Demniak, 17, said she wanted to do the mock crash so students will think twice before drinking this prom season and realize the potential consequences of their actions.

“It was really scary to pretend to be dead,” Demniak said. “I just hope I am never in that situation.”

The mock crash was a coordinated effort organized by Randy Leech, Connie Fields and Eric Steinmiller, all of the Smithfield Fire Department, as well as Tim “Bubba” Sutton, emergency medical technician supervisor with Fairchance Firemen’s Ambulance, and Merritt Stefancik, who is the Students Against Drunk Drivers coordinator for the Albert Gallatin Area School District.

Steinmiller, a fire police officer with the Smithfield Volunteer Fire Department, narrated the event, which also was held last year.

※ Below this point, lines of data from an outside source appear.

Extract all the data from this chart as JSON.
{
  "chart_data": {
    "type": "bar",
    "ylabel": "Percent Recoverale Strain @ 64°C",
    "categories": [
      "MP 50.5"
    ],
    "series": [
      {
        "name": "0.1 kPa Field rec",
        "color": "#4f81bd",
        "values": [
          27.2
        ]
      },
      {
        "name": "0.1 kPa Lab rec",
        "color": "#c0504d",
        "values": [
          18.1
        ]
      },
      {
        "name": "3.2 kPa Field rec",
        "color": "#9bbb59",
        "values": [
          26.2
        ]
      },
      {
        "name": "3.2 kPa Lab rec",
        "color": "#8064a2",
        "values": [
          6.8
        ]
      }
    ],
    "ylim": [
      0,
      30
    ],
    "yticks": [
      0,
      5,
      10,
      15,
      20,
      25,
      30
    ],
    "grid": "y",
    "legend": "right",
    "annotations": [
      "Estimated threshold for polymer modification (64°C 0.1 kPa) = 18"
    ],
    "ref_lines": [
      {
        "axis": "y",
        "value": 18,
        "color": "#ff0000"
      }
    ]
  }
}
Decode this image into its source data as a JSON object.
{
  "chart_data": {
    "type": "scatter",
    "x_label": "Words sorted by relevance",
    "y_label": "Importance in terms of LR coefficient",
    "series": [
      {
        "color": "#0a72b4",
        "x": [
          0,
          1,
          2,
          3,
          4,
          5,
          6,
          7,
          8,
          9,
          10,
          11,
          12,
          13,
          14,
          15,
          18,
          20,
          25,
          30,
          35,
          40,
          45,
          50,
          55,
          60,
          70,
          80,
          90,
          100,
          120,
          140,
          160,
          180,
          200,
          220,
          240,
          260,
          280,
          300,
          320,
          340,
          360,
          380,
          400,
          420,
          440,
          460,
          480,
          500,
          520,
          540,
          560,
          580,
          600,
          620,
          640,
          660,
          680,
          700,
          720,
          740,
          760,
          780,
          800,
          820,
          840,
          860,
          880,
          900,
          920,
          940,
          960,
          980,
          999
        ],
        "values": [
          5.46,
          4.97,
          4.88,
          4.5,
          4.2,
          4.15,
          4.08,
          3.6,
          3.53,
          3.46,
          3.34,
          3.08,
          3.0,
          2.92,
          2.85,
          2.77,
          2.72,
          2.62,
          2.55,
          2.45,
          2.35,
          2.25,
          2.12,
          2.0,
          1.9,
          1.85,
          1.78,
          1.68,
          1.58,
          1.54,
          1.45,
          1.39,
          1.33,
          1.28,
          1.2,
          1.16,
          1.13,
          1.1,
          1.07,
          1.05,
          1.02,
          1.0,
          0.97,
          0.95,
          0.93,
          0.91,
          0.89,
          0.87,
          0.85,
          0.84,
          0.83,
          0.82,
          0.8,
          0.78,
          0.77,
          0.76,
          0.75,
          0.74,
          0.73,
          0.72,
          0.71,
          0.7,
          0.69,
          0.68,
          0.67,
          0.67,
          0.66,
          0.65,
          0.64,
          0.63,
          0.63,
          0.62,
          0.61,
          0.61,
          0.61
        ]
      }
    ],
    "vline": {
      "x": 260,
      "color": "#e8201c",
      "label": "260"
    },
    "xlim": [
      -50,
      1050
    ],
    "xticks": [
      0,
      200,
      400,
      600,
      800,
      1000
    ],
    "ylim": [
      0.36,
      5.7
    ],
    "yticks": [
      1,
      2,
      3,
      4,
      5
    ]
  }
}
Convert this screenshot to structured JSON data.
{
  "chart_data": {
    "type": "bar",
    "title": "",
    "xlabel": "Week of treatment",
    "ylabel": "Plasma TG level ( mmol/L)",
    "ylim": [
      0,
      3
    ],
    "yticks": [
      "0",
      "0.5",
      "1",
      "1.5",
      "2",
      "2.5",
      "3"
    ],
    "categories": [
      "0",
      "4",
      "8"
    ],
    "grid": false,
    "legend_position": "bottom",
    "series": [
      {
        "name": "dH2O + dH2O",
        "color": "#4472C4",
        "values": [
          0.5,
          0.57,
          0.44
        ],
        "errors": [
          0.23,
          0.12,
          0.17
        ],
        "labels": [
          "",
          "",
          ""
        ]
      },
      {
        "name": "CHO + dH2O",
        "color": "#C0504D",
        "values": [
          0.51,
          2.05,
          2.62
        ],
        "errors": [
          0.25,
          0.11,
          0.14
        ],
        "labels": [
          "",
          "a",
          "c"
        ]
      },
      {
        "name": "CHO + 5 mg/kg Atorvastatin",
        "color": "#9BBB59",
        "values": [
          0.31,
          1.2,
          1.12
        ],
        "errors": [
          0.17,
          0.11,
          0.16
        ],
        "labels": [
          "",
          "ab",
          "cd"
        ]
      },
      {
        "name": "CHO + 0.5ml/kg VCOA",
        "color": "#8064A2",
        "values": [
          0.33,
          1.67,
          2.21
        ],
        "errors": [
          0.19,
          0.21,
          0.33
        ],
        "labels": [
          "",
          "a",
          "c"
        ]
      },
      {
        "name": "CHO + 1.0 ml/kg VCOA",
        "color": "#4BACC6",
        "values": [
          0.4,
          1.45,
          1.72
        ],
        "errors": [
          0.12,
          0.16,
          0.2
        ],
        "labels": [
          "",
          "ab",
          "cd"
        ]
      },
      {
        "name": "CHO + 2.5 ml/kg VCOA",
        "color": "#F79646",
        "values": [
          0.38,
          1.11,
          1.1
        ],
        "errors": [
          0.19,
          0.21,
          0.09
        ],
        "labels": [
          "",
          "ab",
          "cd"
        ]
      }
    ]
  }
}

According to Steinmiller, there are three points of impact at any crash scene: the first when the car strikes something, the second when the motorists’ bodies hit the car and the third when the organs inside the motorists hit the body.

Steinmiller said if a car is traveling 60 mph at the point of impact, the body will hit the car at a speed of 120 mph and the organs will hit the body at an even greater speed.

In addition to the mock fatalities, the simulated scene also showed the driver of one car intoxicated and out of control at the scene as well as the parents of a mock victim rushing emergency personnel and the drunken driver.

Smithfield police Officer Brian Harvey took the driver into custody.

The event concluded when Fayette County deputy coroners Marisa Springer and Jessie Langer arrived at the scene and pronounced both victims dead.

“I know that it looks funny,” Steinmiller told the students gathered on a hillside outside the school. “But DUI drivers are not funny and they will do the unexpected.”

Steinmiller said that while the scene might appear to be chaotic, emergency personnel control the situation according to specific protocol for such emergencies.

Firefighters cut the roof from the car and extracted the trapped students, while Roger Victor and John Kondrla from the Fayette County Coroner’s office used body bags to remove the two actors pretending to be dead.

“Today, they get to go back to class and see their friends that were in the crash,” Sutton said. “But it is not always that way. That is the point we are trying to get across.”

Participating in the event were members of the Fairchance and Smithfield volunteer fire departments, Fairchance Firemen’s Ambulance, Uniontown Fireman’s Ambulance, Smithfield police and the coroner’s office.

Sharon Sementa-Bunyan, art teacher at A.G., supplied the makeup for the student-actors, with the help of two students.